In an interview with Newsweek magazine, he said "had I known that the Germans would not succeed in developing an atomic bomb, I would have done nothing".
Just three days after Hiroshima, on 9 August 1945, the US dropped another atomic bomb on the city of Nagasaki, Japan.
By the end of 1945, an estimated 200,000 people had died in the two cities.
Oppenheimer was said to have been distraught that the bomb was used twice, believing the second bomb was unnecessary.
In a meeting with US President Truman, a few days later, he reportedly expressed his disgust at Nagasaki, according to several accounts telling Truman that he felt there was "blood on his hands".

After the war
Oppenheimer became a household name, featuring on magazine covers such as Life and Time.
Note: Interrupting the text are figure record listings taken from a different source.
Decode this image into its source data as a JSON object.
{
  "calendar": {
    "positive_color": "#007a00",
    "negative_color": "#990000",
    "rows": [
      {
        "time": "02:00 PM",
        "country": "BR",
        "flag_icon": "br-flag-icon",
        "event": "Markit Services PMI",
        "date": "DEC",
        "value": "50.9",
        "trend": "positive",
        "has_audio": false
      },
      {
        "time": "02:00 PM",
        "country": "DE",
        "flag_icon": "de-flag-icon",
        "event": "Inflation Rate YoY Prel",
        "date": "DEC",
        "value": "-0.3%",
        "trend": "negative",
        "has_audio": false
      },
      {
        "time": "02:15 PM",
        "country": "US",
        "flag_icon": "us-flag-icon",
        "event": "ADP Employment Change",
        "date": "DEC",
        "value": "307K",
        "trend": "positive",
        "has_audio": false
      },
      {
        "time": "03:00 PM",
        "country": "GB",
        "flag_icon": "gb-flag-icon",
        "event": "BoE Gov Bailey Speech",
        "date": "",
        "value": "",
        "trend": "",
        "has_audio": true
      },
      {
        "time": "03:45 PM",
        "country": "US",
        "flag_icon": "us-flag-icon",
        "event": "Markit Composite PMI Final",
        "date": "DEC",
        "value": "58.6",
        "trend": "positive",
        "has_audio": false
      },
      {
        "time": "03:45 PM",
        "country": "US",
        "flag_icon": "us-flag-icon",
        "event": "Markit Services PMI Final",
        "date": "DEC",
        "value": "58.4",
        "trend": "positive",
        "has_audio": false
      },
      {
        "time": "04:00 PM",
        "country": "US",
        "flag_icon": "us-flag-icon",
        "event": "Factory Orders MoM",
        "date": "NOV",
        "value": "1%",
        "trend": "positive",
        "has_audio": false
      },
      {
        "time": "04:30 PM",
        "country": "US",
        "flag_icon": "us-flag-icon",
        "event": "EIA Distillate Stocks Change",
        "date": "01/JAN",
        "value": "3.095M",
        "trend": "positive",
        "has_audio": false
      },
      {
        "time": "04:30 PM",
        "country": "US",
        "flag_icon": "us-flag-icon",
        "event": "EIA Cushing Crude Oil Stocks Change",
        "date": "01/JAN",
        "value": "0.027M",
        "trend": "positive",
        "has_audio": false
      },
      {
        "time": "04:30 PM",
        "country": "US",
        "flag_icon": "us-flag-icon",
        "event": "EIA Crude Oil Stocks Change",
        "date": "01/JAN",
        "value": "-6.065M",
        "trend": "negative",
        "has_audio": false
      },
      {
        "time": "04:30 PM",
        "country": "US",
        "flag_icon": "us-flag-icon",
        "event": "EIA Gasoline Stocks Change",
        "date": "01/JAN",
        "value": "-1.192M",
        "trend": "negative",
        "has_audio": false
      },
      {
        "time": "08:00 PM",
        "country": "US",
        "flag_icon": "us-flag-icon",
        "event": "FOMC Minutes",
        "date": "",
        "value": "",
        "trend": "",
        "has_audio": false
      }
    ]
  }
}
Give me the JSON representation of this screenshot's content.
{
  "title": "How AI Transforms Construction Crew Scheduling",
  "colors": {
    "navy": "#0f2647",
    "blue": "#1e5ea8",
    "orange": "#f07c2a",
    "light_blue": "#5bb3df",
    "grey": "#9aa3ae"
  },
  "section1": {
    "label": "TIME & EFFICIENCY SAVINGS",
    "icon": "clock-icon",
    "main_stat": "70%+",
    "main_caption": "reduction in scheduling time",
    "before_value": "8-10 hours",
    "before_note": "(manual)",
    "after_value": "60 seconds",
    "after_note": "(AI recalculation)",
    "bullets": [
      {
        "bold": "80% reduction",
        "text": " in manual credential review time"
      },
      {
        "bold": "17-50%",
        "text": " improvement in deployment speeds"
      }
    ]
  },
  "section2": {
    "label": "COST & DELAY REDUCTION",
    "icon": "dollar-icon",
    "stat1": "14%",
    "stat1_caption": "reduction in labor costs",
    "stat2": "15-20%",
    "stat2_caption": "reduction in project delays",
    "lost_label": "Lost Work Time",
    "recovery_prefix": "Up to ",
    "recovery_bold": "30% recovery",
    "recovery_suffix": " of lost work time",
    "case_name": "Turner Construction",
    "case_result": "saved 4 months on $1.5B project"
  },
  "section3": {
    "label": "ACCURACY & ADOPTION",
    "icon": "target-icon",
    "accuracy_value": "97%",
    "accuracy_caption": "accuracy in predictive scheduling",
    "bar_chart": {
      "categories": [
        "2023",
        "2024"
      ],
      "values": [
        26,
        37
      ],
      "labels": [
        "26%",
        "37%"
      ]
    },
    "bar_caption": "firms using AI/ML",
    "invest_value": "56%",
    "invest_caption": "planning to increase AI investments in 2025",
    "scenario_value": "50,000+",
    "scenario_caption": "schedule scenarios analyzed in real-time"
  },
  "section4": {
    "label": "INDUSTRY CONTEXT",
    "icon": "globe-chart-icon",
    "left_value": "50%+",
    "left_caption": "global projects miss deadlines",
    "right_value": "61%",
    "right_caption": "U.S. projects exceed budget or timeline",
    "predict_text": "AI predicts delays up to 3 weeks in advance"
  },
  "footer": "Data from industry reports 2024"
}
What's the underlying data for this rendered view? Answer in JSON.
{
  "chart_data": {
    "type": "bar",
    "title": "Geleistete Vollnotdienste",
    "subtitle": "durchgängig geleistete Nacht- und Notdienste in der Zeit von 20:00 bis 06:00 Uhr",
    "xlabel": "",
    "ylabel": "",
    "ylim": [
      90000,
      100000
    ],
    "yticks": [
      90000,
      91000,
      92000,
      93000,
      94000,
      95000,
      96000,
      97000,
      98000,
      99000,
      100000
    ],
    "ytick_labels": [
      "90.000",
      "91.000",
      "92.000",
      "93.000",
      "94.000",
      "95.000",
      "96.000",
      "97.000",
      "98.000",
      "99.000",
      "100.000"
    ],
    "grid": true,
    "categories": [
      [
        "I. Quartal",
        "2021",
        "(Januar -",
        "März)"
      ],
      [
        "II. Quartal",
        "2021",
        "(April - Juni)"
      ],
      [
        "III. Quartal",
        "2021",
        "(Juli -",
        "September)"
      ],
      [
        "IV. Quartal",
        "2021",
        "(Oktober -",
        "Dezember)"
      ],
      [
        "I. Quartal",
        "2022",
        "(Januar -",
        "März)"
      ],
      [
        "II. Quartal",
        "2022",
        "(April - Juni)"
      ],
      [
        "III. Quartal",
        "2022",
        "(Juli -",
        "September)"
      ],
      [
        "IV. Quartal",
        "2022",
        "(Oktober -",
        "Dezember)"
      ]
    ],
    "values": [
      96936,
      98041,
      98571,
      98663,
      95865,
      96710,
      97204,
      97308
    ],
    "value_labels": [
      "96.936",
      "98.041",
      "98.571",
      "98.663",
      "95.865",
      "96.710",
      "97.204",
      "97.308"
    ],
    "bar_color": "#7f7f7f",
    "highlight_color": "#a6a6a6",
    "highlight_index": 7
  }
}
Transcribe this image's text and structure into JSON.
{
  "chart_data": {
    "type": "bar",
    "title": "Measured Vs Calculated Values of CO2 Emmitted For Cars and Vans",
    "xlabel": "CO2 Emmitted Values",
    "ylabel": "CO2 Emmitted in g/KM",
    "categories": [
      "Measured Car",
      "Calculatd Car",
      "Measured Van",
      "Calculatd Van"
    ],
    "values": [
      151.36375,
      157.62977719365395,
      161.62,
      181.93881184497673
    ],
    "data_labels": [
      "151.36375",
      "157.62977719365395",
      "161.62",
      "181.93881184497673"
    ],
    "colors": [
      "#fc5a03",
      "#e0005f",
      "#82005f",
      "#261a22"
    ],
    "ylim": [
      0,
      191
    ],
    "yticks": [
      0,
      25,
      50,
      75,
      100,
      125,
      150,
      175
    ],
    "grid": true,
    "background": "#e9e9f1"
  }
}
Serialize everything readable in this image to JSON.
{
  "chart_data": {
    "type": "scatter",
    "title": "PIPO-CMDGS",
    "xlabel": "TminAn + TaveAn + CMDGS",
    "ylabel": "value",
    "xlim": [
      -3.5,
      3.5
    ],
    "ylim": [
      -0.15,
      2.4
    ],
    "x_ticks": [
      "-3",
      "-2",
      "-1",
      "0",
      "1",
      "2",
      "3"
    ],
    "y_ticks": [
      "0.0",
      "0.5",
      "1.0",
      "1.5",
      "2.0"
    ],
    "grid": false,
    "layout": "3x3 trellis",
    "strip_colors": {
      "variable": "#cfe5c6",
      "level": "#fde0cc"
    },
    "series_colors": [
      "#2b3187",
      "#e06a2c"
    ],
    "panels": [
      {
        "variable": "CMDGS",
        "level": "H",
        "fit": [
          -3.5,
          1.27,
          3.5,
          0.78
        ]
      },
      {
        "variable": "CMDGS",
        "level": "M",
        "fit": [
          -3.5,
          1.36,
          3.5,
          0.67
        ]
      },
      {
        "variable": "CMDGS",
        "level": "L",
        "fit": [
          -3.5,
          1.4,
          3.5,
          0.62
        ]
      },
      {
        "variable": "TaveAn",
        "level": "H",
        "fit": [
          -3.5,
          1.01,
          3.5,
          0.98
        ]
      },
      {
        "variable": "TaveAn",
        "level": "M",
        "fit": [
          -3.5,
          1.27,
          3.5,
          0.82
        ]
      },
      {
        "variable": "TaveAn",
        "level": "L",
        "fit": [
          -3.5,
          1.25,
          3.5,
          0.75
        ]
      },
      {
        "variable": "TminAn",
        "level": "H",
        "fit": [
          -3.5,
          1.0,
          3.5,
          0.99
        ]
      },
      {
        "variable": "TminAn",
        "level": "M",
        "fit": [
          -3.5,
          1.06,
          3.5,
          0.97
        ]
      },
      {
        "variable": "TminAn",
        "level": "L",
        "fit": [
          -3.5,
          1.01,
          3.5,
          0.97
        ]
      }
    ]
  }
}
He would become chairman of the General Advisory Committee of the Atomic Energy Commission (AEC) in 1947.
Controversially, he opposed the development of the hydrogen bomb – a position that would frustrate those who wanted to take a firm stance against the growing Soviet threat.
Oppenheimer was removed from his role at the AEC in 1954 after allegations surfaced of him having Communist sympathies.
In 1963, Oppenheimer was eventually given a symbolic political restoration by the US government, when President John F Kennedy awarded him the Enrico Fermi Award, (although President Lyndon B Johnson presented him with it after JFK's assassination).
Oppenheimer continued to lobby for international control of nuclear weapons and atomic energy in his later years.
On 18 February 1967, just a year after retiring, he died of throat cancer in Princeton, New Jersey.

Latest film iteration
The film, which is based on the Pulitzer Prize-winning book American Prometheus: The Triumph and Tragedy of J. Robert Oppenheimer, sees physicist Oppenheimer (played by Peaky Blinder's Cillian Murphy) working on developing the first atomic bomb.
Cillian Murphy said it "took a toll" to play J Robert Oppenheimer in Christopher Nolan's new film.
The Irish actor, 47, added that the "moral dilemmas and paradoxes" his character grapples with throughout the film are "huge".
"It does take a toll, but in a brilliant way, it was the biggest, most exhilarating challenge," Murphy said.
Director Christopher Nolan reportedly recreated the nuclear explosion without the use of CGI for the film.
According to recent reports, Nolan overcame the challenges of depicting an atomic explosion without recruiting computer-generated imagery for the adaptation.
The biopic showcases a sequence involving the first atomic detonation in New Mexico, the monumental event occurred a month before the US dropped the similar devastating bombs on Nagasaki and Hiroshima.
"Recreating the Trinity test without the use of computer graphics was a huge challenge to take on," Nolan told Total Film.
"Andrew Jackson – my visual effects supervisor, I got him on board early on – was looking at how we could do a lot of the visual elements of the film practically, from representing quantum dynamics and quantum physics to the Trinity test itself…there were huge practical challenges."
The film, also stars Emily Blunt (A Quiet Place), Robert Downey Jr (Ironman), Matt Damon (Jason Bourne) and Florence Pugh (Little Women).
Oppenheimer opens in cinemas on Friday 21 July.